Si empieza usted a despotricar sobre alguna cosa como la pena de muerte, la economía rusa o esa idea de que «la belleza salvará al mundo»… en ese caso me divertiré infinitamente y me reiré muchísimo…
—Fiódor Dostoievski, “Memorias del subsuelo” (1869).
Llaman la atención los agoreros que ante la Covid‑19 lanzan pronósticos a diestra y siniestra sin el menor pudor. No estimaciones razonables como podría ser una evidente crisis (ya en marcha) o aspiraciones modestas como la de necesidad de cambiar algunos hábitos en lo que la situación mejora, si es que alguna vez lo hace. Sino aquellos que ya se lanzan a hablar del fin de un sistema económico o que plantean metamorfosis en la condición humana al ahí se va. Pareciera que entre mayor sea su apuesta el intelectual siente más satisfacción. El wishful thinking de quien apetece que una pandemia haga realidad la fantasía que el destino tanto le ha vedado.

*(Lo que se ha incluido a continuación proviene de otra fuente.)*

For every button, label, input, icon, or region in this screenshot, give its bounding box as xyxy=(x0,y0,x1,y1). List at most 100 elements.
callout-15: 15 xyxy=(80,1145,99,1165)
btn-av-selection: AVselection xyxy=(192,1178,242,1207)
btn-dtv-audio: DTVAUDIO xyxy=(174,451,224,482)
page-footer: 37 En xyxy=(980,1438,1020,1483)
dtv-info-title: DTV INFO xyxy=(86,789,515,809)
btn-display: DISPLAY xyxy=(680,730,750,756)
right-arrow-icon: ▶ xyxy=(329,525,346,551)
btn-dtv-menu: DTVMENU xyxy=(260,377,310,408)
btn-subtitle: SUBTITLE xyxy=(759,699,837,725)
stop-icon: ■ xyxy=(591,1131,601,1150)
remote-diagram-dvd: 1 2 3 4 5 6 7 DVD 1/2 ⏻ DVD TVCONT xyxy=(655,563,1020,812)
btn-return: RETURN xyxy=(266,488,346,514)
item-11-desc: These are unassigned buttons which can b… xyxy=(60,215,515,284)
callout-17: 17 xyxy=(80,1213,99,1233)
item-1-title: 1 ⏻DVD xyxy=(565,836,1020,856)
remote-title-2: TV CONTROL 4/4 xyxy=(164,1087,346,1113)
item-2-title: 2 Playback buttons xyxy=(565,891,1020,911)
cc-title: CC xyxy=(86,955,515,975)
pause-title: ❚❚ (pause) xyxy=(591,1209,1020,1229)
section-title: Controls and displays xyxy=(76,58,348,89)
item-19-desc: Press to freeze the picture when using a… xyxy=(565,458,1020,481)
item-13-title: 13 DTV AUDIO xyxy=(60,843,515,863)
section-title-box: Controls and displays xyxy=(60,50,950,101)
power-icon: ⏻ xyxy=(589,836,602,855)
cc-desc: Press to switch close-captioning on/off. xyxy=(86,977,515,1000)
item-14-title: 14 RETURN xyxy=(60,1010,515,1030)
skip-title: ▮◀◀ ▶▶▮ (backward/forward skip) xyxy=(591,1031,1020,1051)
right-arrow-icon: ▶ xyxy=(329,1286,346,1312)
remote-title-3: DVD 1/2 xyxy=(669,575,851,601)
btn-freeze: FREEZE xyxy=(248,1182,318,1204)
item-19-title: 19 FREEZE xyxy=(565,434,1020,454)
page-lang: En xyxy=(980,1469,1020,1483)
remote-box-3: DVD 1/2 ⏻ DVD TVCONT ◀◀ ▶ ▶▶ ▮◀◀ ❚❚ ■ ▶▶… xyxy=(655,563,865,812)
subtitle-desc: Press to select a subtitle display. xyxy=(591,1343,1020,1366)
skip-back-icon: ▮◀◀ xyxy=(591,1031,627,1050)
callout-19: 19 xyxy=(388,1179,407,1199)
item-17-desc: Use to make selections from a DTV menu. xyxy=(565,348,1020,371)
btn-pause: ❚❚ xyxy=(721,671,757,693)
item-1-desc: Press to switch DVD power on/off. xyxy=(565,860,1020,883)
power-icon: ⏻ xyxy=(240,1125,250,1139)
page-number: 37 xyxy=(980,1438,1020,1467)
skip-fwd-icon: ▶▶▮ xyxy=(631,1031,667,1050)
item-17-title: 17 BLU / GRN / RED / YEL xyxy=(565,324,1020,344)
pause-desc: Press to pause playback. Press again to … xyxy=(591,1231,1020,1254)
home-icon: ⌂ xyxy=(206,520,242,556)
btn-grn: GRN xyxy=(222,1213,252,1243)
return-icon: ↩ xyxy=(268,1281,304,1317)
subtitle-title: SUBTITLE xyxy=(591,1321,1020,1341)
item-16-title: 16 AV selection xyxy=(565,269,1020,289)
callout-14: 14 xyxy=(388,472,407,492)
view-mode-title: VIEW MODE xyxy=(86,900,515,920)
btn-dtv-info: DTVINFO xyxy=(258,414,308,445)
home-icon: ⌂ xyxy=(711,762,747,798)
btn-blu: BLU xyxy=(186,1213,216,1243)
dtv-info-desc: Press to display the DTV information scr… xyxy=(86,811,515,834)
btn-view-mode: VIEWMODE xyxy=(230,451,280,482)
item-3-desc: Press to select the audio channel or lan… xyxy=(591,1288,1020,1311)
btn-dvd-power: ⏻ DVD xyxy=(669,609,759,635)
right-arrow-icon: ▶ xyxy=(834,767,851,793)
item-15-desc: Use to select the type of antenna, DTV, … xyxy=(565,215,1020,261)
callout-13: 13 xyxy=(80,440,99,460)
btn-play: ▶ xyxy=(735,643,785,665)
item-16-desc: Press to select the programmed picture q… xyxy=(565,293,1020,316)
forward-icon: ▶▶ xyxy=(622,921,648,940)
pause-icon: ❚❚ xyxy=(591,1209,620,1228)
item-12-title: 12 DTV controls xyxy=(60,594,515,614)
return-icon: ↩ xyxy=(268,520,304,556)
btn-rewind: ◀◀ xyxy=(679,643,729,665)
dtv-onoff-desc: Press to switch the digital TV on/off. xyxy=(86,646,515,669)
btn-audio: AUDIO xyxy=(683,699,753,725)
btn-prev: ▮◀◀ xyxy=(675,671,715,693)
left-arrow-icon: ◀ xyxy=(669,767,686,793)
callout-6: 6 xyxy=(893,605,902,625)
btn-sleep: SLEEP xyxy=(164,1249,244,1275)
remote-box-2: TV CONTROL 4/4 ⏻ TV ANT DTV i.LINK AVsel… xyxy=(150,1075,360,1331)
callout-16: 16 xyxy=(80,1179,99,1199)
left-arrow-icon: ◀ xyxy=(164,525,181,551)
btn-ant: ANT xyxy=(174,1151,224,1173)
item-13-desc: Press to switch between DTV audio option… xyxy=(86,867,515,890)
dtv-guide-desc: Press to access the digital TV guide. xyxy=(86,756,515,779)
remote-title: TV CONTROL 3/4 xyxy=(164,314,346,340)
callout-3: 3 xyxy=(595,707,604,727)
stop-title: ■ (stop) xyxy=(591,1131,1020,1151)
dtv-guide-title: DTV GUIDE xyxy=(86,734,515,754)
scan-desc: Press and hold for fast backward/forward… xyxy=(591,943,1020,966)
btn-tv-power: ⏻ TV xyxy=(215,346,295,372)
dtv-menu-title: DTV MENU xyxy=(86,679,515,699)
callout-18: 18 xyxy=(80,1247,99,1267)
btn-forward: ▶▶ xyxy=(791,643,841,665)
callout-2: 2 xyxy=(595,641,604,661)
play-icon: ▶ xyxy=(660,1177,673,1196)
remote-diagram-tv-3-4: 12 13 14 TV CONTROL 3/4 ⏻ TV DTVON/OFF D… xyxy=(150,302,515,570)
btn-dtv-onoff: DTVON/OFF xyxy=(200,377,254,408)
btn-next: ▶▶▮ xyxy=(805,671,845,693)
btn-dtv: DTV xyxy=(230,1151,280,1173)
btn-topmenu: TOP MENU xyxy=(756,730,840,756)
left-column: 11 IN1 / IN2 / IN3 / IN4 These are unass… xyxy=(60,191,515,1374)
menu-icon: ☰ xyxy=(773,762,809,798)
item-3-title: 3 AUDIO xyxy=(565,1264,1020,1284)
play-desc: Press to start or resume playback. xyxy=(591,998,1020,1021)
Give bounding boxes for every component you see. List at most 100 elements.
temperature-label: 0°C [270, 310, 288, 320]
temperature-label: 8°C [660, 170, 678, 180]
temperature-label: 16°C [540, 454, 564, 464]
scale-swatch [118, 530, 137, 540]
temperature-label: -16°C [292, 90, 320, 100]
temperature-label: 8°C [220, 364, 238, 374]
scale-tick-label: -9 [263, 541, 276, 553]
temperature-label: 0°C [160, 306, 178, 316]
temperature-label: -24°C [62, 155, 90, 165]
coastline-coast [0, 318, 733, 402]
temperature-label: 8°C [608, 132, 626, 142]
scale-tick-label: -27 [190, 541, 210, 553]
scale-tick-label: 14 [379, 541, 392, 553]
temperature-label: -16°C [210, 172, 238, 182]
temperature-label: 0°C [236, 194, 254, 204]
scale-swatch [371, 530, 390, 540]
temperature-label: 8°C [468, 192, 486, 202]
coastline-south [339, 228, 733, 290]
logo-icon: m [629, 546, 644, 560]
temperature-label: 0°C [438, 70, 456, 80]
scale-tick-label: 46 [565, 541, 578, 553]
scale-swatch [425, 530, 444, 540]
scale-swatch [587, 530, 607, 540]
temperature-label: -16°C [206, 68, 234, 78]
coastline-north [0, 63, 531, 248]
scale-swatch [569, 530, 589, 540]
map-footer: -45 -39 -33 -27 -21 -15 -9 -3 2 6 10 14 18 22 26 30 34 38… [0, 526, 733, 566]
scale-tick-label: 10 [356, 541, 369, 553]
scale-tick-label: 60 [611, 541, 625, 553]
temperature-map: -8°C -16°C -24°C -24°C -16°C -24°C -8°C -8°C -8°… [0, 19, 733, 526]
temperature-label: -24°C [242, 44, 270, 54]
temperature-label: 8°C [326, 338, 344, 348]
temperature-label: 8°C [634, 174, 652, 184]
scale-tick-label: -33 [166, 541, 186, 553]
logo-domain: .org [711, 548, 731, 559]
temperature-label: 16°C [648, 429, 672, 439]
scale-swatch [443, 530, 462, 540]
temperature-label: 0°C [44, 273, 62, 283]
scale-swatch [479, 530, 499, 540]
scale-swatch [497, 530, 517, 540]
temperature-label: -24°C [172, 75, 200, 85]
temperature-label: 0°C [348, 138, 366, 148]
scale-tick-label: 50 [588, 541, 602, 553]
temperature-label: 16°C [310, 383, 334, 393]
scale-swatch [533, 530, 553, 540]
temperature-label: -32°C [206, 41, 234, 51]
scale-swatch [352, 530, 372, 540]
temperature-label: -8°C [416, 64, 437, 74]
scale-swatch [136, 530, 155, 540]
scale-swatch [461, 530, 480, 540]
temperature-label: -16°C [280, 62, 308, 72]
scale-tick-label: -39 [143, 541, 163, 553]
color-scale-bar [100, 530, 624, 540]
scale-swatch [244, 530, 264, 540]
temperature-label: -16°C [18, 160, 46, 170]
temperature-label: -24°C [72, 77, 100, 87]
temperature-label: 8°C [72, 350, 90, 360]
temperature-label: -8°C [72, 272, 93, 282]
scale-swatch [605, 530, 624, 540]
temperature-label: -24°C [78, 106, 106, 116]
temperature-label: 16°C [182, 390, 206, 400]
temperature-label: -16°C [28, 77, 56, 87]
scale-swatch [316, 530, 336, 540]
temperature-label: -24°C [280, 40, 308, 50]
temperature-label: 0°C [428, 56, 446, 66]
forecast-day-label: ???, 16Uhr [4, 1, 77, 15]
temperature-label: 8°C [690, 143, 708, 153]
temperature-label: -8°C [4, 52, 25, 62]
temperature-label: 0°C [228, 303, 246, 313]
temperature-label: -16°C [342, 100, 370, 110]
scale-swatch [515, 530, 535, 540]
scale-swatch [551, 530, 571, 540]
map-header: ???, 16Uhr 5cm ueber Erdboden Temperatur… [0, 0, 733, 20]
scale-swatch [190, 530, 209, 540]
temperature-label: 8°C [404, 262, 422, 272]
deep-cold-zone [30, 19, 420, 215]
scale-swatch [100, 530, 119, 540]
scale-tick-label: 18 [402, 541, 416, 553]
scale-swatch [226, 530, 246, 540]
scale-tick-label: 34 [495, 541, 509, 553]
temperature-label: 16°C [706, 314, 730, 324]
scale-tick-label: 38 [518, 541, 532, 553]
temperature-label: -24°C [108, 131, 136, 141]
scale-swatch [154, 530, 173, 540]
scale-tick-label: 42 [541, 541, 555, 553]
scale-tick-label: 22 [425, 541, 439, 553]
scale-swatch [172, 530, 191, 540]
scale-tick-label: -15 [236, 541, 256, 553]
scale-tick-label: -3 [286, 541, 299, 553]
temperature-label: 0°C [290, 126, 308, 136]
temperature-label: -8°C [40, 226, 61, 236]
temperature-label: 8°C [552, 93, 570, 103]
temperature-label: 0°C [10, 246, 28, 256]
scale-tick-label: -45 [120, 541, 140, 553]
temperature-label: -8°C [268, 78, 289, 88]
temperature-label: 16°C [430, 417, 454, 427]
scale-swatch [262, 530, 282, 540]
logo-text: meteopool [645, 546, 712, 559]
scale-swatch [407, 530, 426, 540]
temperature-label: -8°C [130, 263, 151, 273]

Me sumo, pues, a la dinámica del pronóstico estéril, a la profecía impúdica: asumiendo que tarde o temprano el coronavirus nos dejará medianamente en paz (lo cual dependiendo del minuto me parece más o menos probable), el deseo mayor entre las personas no será el de un cambio radical de los propios designios, más bien será el de regresar con espacial ahínco a aquello que había antes de que el virus nos estropeara el desayuno. Habrá cambios significativos, sí. Muchos. Sobre todo para aquellos que tuvieron una pérdida de cualquier tipo, en especial la de un ser querido. A ellos abrazo con solidaridad. Igual habrá nuevas reflexiones, medidas, precauciones. Pero sobre todo estará, creo, el ansia de volver a un centro comercial, el sueño de viajar a París, ver un partido de futbol, ir a conciertos y de sí, ingeniárselas para hacer dinero. Regresar a todo eso que hace no mucho estaba ahí y que no era tan malo. No es casualidad que extrañemos el exterior, tanto por los árboles y las nubes, como por todo lo que estaba dispuesto por un sistema que algunos quieren ver en cenizas.
La voluntad que percibo en el ambiente es más la de recuperar que la de trastrocar las lógicas previamente arraigadas. Puede que tome años (o que sea imposible a cabalidad) y sin embargo el deseo está en movimiento. Otras pandemias han pasado y tragedias mayores cimbraron a la humanidad. Pese a todo, un halo de fondo se sostiene. Los hábitos tienen su peso. Dudo que de pronto surja la fraternidad universal o que, al contrario, nos odiemos todos a muerte. Habrá, sí, matices: acercamientos y distancias, los pecados de siempre. Y dudo también que, así como así, abandonemos todo un sistema económico en el corto o mediano plazo, como si hubiera alguno probadamente mejor o que ofreciera garantías a la larga (tampoco se sabe de muchos chicos que estén abandonando Fornite y Minecraft para aprenderse “La Internacional”, qué les digo).
No desestimo la resiliencia ni la capacidad de adaptación de formas que duraron décadas. E igual confío en la cooperación espontánea que aflora para beneficio generalizado. Entre el escenario apocalíptico, la quimera y la falta de imaginación, le apuesto a lo último. A la eventual vuelta a los restaurantes, a la próxima cita en la butaca de cine, a un picnic en cualquier parte. Ya sé que peco de frívolo, de generalizador y de simple, y que puede que todo eso tarde en llegar si es que un día lo hace… y, sin embargo, son las aparentes superficialidades a las difícilmente vamos a renunciar. Quizás al final sí sea la belleza la que nos salve, la búsqueda de ella para ser exactos. Junto a los médicos y científicos, claro. Y qué difícil será. Pero si logramos sobrevivir nos esperan los bares.
Publicado originalmente el 4 de mayo de 2020.